На всемирном поприще. Петербург — Париж — Милан,

22
18
20
22
24
26
28
30

— Конференции, лекции публичные, от 8 до 9 часов. Сегодня я буду читать о необходимости развода в России. Разве вам не интересно?

— В настоящее время не особенно этим интересуюсь.

— Как же это можно! А мне говорили, что вы передовой человек. В настоящее время развод — это очень, очень важно. Я сегодня хочу именно показать, что у нас в России все эти беспорядки оттого, что развода нет, а будет развод, тогда всё опять пойдет хорошо. Я говорила с Наке[101] … Он ведь очень умный и порядочный человек. Он со мною вполне согласен, он меня патронирует, Наке: на кафедру проведет, а потом сам несколько слов скажет. Развод — это и здесь теперь самый модный вопрос, а у нас — это, можно сказать, самое жизненное дело. Вы как будто не верите?

— Да, я совсем не думал о разводе как о важном общественном деле, особенно у нас. Мне кажется, что даже во Франции агитация Наке больше дело кружка, интересное только для некоторых буржуазных слоев общества. Работники, например, здесь в Париже, не женятся вовсе. На что же им развод? А крестьяне всё равно разводиться не станут, хоть бы им и позволили… Да, мне кажется, вы преувеличиваете. Вы, верно, сами в разводе или хотите развода…

— Я хочу развода? Кто это вам сказал? Ложь, ложь, — чистая ложь. Я из кожи лезу вон, чтобы этого дурака заставили жить со мною. А он прячется… Трус, дурак! Девчонкою меня выдали за него. Правда, я сама была влюблена в него, как кошка. Я красавица была; богатая была… Он меня развратил; прожил всё, и мое, и свое. А теперь бежал, прячется, боится меня. Сидит в деревне, у тетушки под юбками. Как вам покажется? Что бы вы стали делать на моем месте? Ведь должны же его заставить вернуться ко мне! Как мужа мне его не нужно. Я знаю, что я теперь стара, истаскана. Он и деньги мои, и красоту, и здоровье — всё растратил. Но всё же, если я захочу, я себе получше любовников найду. Значит, как муж он мне совсем не нужен; он мне гадок стал. Понимаете?

— Совсем ничего я не понимаю. Как муж, вы говорите, он вам не нужен; к тому же совсем подлец и дурак. Я думал бы, что не стесняет он вас, так и слава Богу. А вы хотите, чтобы его заставили вернуться к вам…

— Ах, как вы просты! Мне десять тысяч франков… меньше восемь тысяч… в год нужны. Где же я их возьму? Я бьюсь, лезу из кожи вон; но меня в хорошее общество не принимают, смотрят на меня, как на…

Она выговорила нецензурное, грязное слово.

— Чтó я оскорблений выношу! А будь при мне этот дурак, мое положение совсем другое станет.

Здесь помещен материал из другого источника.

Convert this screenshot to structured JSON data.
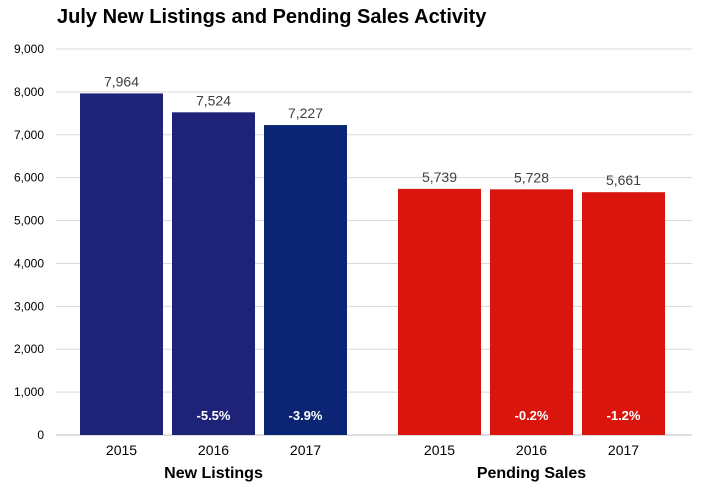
{
  "title": "July New Listings and Pending Sales Activity",
  "chart_data": {
    "type": "bar",
    "title": "July New Listings and Pending Sales Activity",
    "ylim": [
      0,
      9000
    ],
    "yticks": [
      "0",
      "1,000",
      "2,000",
      "3,000",
      "4,000",
      "5,000",
      "6,000",
      "7,000",
      "8,000",
      "9,000"
    ],
    "grid": true,
    "groups": [
      {
        "name": "New Listings",
        "categories": [
          "2015",
          "2016",
          "2017"
        ],
        "values": [
          7964,
          7524,
          7227
        ],
        "value_labels": [
          "7,964",
          "7,524",
          "7,227"
        ],
        "change_labels": [
          "",
          "-5.5%",
          "-3.9%"
        ],
        "colors": [
          "#1f2377",
          "#1f2377",
          "#0b2473"
        ]
      },
      {
        "name": "Pending Sales",
        "categories": [
          "2015",
          "2016",
          "2017"
        ],
        "values": [
          5739,
          5728,
          5661
        ],
        "value_labels": [
          "5,739",
          "5,728",
          "5,661"
        ],
        "change_labels": [
          "",
          "-0.2%",
          "-1.2%"
        ],
        "colors": [
          "#d9150d",
          "#d9150d",
          "#d9150d"
        ]
      }
    ]
  }
}
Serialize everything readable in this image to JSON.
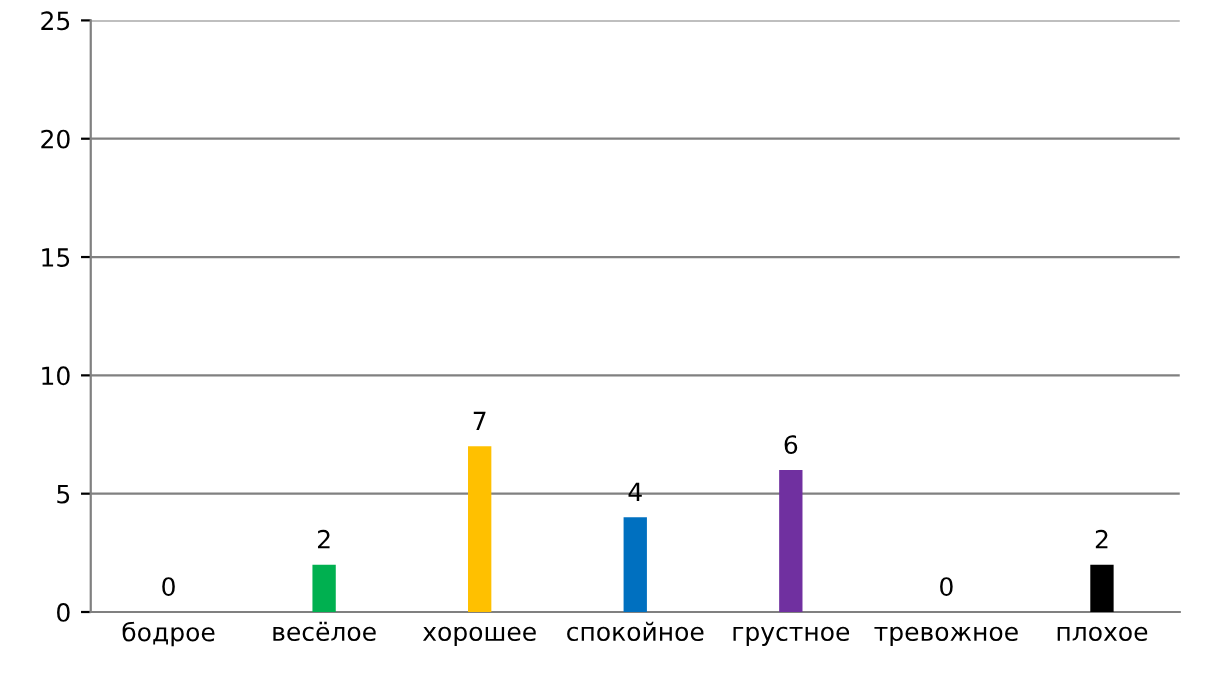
{
  "chart_data": {
    "type": "bar",
    "categories": [
      "бодрое",
      "весёлое",
      "хорошее",
      "спокойное",
      "грустное",
      "тревожное",
      "плохое"
    ],
    "values": [
      0,
      2,
      7,
      4,
      6,
      0,
      2
    ],
    "colors": [
      "#ff0000",
      "#00b050",
      "#ffc000",
      "#0070c0",
      "#7030a0",
      "#c00000",
      "#000000"
    ],
    "ylim": [
      0,
      25
    ],
    "yticks": [
      0,
      5,
      10,
      15,
      20,
      25
    ],
    "grid": "y",
    "data_labels": true
  }
}
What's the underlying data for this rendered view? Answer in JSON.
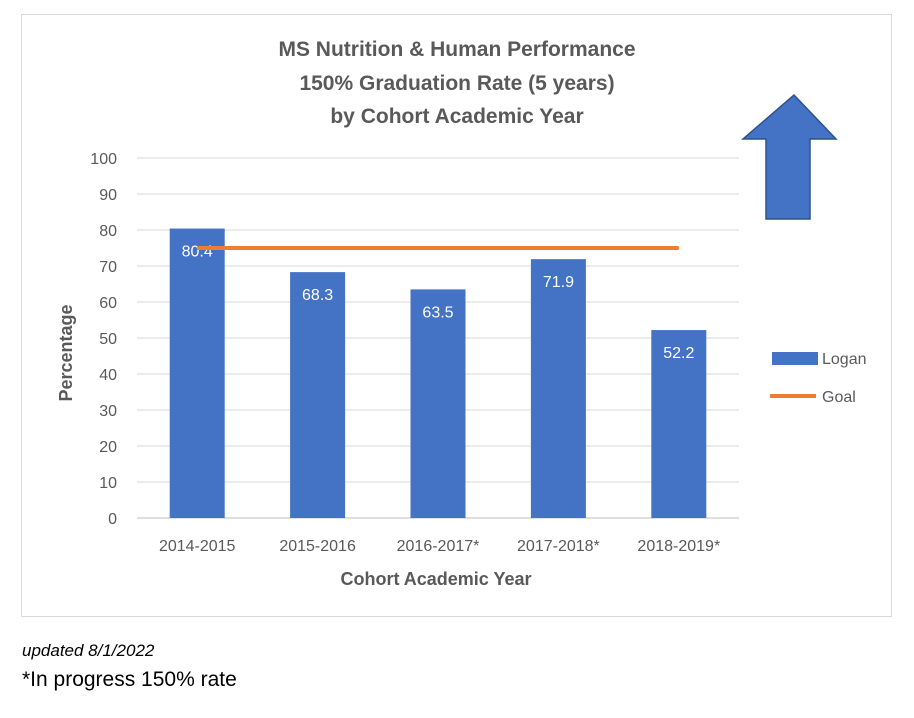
{
  "chart_data": {
    "type": "bar",
    "title_lines": [
      "MS Nutrition & Human Performance",
      "150% Graduation Rate (5 years)",
      "by Cohort Academic Year"
    ],
    "xlabel": "Cohort Academic Year",
    "ylabel": "Percentage",
    "categories": [
      "2014-2015",
      "2015-2016",
      "2016-2017*",
      "2017-2018*",
      "2018-2019*"
    ],
    "series": [
      {
        "name": "Logan",
        "type": "bar",
        "values": [
          80.4,
          68.3,
          63.5,
          71.9,
          52.2
        ],
        "color": "#4472c4",
        "labels": [
          "80.4",
          "68.3",
          "63.5",
          "71.9",
          "52.2"
        ]
      },
      {
        "name": "Goal",
        "type": "line",
        "values": [
          75,
          75,
          75,
          75,
          75
        ],
        "color": "#ed7d31"
      }
    ],
    "ylim": [
      0,
      100
    ],
    "yticks": [
      "0",
      "10",
      "20",
      "30",
      "40",
      "50",
      "60",
      "70",
      "80",
      "90",
      "100"
    ],
    "grid": true,
    "legend": "right",
    "arrow": {
      "direction": "up",
      "color": "#4472c4"
    }
  },
  "footnotes": {
    "updated": "updated 8/1/2022",
    "progress": "*In progress 150% rate"
  }
}
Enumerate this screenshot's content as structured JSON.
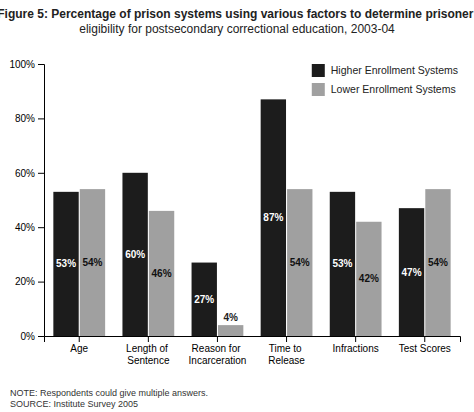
{
  "chart_data": {
    "type": "bar",
    "title": "Figure 5: Percentage of prison systems using various factors to determine prisoner eligibility for postsecondary correctional education, 2003-04",
    "categories": [
      "Age",
      "Length of\nSentence",
      "Reason for\nIncarceration",
      "Time to\nRelease",
      "Infractions",
      "Test Scores"
    ],
    "series": [
      {
        "name": "Higher Enrollment Systems",
        "color": "#1c1c1c",
        "values": [
          53,
          60,
          27,
          87,
          53,
          47
        ],
        "value_labels": [
          "53%",
          "60%",
          "27%",
          "87%",
          "53%",
          "47%"
        ]
      },
      {
        "name": "Lower Enrollment Systems",
        "color": "#a0a0a0",
        "values": [
          54,
          46,
          4,
          54,
          42,
          54
        ],
        "value_labels": [
          "54%",
          "46%",
          "4%",
          "54%",
          "42%",
          "54%"
        ]
      }
    ],
    "ylim": [
      0,
      100
    ],
    "yticks": [
      {
        "value": 0,
        "label": "0%"
      },
      {
        "value": 20,
        "label": "20%"
      },
      {
        "value": 40,
        "label": "40%"
      },
      {
        "value": 60,
        "label": "60%"
      },
      {
        "value": 80,
        "label": "80%"
      },
      {
        "value": 100,
        "label": "100%"
      }
    ],
    "data_labels": true,
    "grid": false,
    "legend": "upper right",
    "annotations": [
      "NOTE: Respondents could give multiple answers.",
      "SOURCE: Institute Survey 2005"
    ]
  }
}
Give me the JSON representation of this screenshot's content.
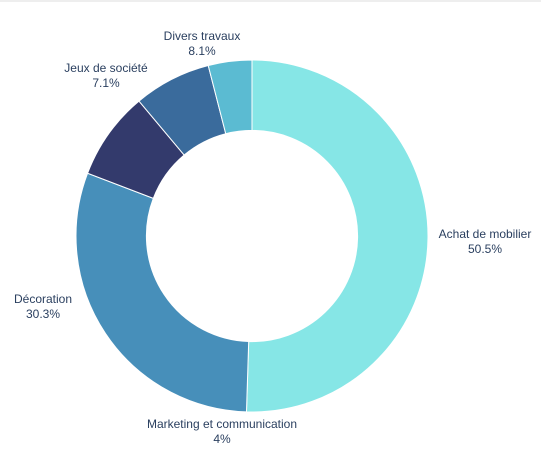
{
  "chart_data": {
    "type": "pie",
    "hole": 0.6,
    "sort": "descending-clockwise",
    "labels": [
      "Achat de mobilier",
      "Décoration",
      "Divers travaux",
      "Jeux de société",
      "Marketing et communication"
    ],
    "values": [
      50.5,
      30.3,
      8.1,
      7.1,
      4.0
    ],
    "percent_text": [
      "50.5%",
      "30.3%",
      "8.1%",
      "7.1%",
      "4%"
    ],
    "colors": [
      "#86e6e6",
      "#478fba",
      "#333a6c",
      "#3a6b9c",
      "#5bbbd2"
    ],
    "label_color": "#2a3f5f"
  }
}
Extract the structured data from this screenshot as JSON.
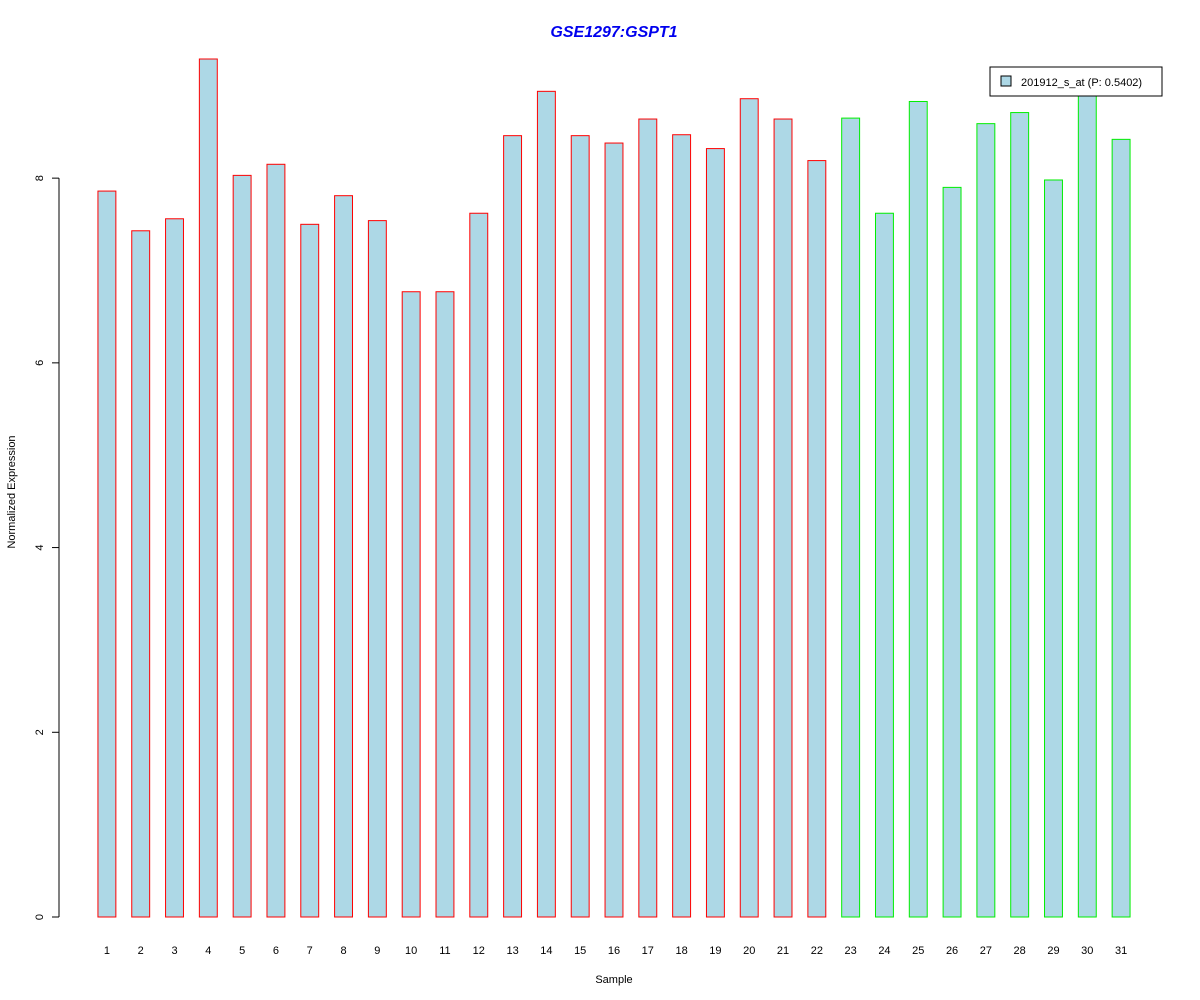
{
  "chart_data": {
    "type": "bar",
    "title": "GSE1297:GSPT1",
    "xlabel": "Sample",
    "ylabel": "Normalized Expression",
    "categories": [
      "1",
      "2",
      "3",
      "4",
      "5",
      "6",
      "7",
      "8",
      "9",
      "10",
      "11",
      "12",
      "13",
      "14",
      "15",
      "16",
      "17",
      "18",
      "19",
      "20",
      "21",
      "22",
      "23",
      "24",
      "25",
      "26",
      "27",
      "28",
      "29",
      "30",
      "31"
    ],
    "values": [
      7.86,
      7.43,
      7.56,
      9.29,
      8.03,
      8.15,
      7.5,
      7.81,
      7.54,
      6.77,
      6.77,
      7.62,
      8.46,
      8.94,
      8.46,
      8.38,
      8.64,
      8.47,
      8.32,
      8.86,
      8.64,
      8.19,
      8.65,
      7.62,
      8.83,
      7.9,
      8.59,
      8.71,
      7.98,
      8.9,
      8.42
    ],
    "groups": [
      "red",
      "red",
      "red",
      "red",
      "red",
      "red",
      "red",
      "red",
      "red",
      "red",
      "red",
      "red",
      "red",
      "red",
      "red",
      "red",
      "red",
      "red",
      "red",
      "red",
      "red",
      "red",
      "green",
      "green",
      "green",
      "green",
      "green",
      "green",
      "green",
      "green",
      "green"
    ],
    "ylim": [
      0,
      9.29
    ],
    "yticks": [
      0,
      2,
      4,
      6,
      8
    ],
    "series": [
      {
        "name": "201912_s_at (P: 0.5402)"
      }
    ],
    "legend_position": "top-right",
    "grid": false,
    "colors": {
      "title": "#0000ee",
      "bar_fill": "#add8e6",
      "border_red": "#ff0000",
      "border_green": "#00ee00",
      "axis": "#000000"
    }
  }
}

Я ему сейчас отличное место достану, здесь или в России, или в Египте — всё равно. Сама буду работать за него… он ведь ни на что неспособен. Вы думали, что я из-за себя хлопочу о разводе! Что у меня волосы напудрены и глаза подчеркнуты, так вы уже и решили — пошлая потаскуха, развратница, сердца нет… Мне ужасно тяжело бывает за себя, а… поверите или нет — всё равно — сто раз тяжелее, когда подумаю, сколько нас таких. Девчонкою отдадут тебя развратному негодяю, или сама влюбишься, как кошка, и кончено… на всю жизнь… Голубчик, неужели вы думаете, что и развод им не поможет, что так уж им и суждено пропадать, выносить то, что я выношу?!.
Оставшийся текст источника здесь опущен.